Pour cette nouvelle saison, Françoise Courvoisier reste fidèle à son principe : favoriser les écritures contemporaines et locales.

Article mis en ligne le septembre 2008
dernière modification le 25 septembre 2008

par Julien LAMBERT

Pour sa sixième programmation d’une saison au Poche, Françoise Courvoisier reste fidèle à son principe : favoriser les écritures contemporaines et locales, auxquelles elle adjoint en apéro de luxe un Britannicus à Pitoëff. Mais surtout, celle qui râle souvent contre le dénigrement des acteurs au profit des metteurs en scène et des auteurs, propose en six pièces autant de prétextes aux performances de comédiens, qu’on retrouvera d’ici, d’ailleurs, dans les combinaisons les plus prometteuses, à portée de main, dans la poche !

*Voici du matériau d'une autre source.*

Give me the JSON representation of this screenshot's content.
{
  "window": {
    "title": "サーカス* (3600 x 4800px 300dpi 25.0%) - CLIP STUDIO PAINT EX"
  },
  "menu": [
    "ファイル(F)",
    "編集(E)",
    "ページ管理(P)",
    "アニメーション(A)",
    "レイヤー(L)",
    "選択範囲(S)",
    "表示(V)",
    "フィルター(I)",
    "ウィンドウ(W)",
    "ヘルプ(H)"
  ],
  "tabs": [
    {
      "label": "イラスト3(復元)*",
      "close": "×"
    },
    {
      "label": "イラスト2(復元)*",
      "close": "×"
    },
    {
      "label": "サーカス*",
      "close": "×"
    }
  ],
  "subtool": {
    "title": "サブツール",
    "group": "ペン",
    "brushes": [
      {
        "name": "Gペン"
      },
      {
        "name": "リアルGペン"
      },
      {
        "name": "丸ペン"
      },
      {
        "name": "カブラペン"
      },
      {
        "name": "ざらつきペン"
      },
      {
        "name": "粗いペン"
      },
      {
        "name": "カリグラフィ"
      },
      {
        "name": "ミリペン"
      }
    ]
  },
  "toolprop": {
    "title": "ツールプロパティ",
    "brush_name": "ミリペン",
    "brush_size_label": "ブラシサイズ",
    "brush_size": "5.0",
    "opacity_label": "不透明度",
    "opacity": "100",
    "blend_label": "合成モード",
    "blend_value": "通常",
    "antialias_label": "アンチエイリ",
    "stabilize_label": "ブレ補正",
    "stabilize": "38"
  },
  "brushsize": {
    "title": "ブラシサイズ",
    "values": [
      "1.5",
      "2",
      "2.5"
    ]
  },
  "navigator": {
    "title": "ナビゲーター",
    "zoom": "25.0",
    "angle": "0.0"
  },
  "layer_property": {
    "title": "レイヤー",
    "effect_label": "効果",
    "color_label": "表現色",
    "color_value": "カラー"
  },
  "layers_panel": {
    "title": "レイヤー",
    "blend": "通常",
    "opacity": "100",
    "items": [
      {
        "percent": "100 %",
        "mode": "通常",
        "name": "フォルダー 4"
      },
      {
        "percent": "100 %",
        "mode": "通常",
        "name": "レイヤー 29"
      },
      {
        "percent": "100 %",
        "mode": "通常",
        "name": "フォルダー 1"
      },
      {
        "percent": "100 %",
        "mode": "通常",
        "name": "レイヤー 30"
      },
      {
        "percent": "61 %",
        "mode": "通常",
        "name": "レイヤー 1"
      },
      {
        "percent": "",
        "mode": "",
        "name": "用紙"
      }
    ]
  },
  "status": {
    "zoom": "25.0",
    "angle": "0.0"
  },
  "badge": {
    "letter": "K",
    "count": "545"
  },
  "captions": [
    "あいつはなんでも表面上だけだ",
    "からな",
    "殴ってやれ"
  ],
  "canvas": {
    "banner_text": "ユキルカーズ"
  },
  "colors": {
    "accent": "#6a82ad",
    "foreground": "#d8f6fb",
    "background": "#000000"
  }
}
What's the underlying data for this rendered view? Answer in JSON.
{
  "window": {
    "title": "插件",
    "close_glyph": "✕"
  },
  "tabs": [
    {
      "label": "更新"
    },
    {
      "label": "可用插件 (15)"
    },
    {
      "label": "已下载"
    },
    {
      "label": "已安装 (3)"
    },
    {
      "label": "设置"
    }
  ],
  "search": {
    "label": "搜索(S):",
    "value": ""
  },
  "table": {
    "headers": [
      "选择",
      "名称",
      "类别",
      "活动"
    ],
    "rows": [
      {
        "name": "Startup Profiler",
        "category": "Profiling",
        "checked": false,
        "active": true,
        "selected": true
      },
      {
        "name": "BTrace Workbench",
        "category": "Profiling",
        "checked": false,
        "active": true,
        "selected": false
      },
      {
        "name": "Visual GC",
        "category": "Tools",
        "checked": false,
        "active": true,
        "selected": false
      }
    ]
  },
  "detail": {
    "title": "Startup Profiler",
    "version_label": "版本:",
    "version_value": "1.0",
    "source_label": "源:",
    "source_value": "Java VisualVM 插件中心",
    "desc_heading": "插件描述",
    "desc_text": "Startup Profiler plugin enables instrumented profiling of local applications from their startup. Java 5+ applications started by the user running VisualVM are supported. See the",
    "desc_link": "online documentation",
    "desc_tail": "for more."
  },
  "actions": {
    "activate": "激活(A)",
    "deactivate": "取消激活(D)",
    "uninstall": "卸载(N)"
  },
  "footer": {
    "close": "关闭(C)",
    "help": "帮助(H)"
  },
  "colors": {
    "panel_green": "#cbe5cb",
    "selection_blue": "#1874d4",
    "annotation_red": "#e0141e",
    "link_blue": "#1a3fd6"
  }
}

S’il est un théâtre qui n’oublie jamais de faire la part belle aux acteurs, seuls dieux incarnés de la scène mais premiers oubliés des palmarès et des journalistes, c’est bien le Théâtre de Poche de Françoise Courvoisier. Ils parlent aux présentations de saison, s’épanchent dans les Cahiers du Poche, posent en gloire sur les affiches. Ceci n’étant pas uniquement dû au fait que depuis soixante ans, l’exiguïté bien familiale des lieux nous permet d’y observer le vol de chacun de leurs postillons, ni que les auteurs programmés y soient audacieux et peu connus, mais aussi simplement à la chance d’y voir souvent les metteurs en scène réunir le meilleur comme le plus insolite de la scène genevoise, et pas toujours la même bande de copains comme tant d’autres. Des grands acteurs, il y en aura pléthore lors de la saison 2008-2009, que Françoise Courvoisier a dévoilée dernièrement avec la frénésie et le délicieux flou artistique qui la caractérisent.

Mise en scène et écriture
Trois fois « meilleur acteur de l’année » aux Molières, Gérard Desarthe a fait les beaux jours du meilleur Chéreau, il a porté ses rôles les plus existentiels, Hamlet, Peer Gynt, avec un alliage pur de la présence, de la voix, une pénétration métaphysique, sans avoir besoin de se déshabiller ou de sauter aux murs. Il était venu diriger L’Amour en quatre tableaux de Bärfuss en 2006 avec réussite, mais Britannicus , ses vers et ses pulsions à vif devraient encore mieux lui permettre de mettre à nu sa connaissance du métier partagée avec d’anciens compères sous Chéreau, les remarquables Christian Grégori et Olivier Perez, ou les plus rôdés des Helvètes, Jean-Quentin Châtelain et Véronique Mermoud. On n’a pas souvenir d’avoir vu pareil plateau depuis bien longtemps.

Gérard Desarthe
© Steeve Iuncker

Un grand acteur aux commandes laisse forcément suinter sa sensibilité du jeu sur les planches, mais quand il prend la plume ce sont les mots qui se gonflent de l’énergie de sa diction. Rien de plus vrai quand on parle de Jacques Probst, dont Le Quai raconte comme souvent une rencontre d’oubliés, dans le jardinet d’un garde-barrière. Un rôle qui ira comme un gant à Michel Rossy, entouré de Carine Barbey, Nathalie Lannuzel et Elodie Weber. La jeune metteuse en scène Camille Giacobino a elle aussi bien plus joué que dirigé. Tant mieux : c’est sûrement d’instinct qu’on aborde le mieux le vers vagabond de Probst et ces situations que Giacobino dit avec raison « sans réponses, ce qui laisse la place libre à l’imaginaire ».

Monologue et musique
La découverte devrait cependant être de plus grande envergure encore pour le spectateur genevois avec l’accueil d’un spectacle encensé en Avignon l’an dernier, Le Jour où Nina Simone a cessé de chanter , monté par Alain Timar. Ici la comédienne est tout, elle donne son sens à la scène : Darina Al-Joundi joue sa vie, qu’elle a racontée et mise en forme avec l’écrivain algérien Mohamed Kacimi. En résulte un monologue brûlant qui dit la liberté forcée et périlleuse d’une fille de révolutionnaire dans le Liban en guerre ; sexe, sang, rancoeurs, belle partition pour un monologue à souffler à l’oreille d’un mort.
Françoise Courvoisier ne nous fera pas cette année le plaisir de remonter sur sa scène, en revanche elle nous livre pour la première fois un texte de son cru et fera de son collègue directeur du Passage Robert Bouvier son Répétiteur .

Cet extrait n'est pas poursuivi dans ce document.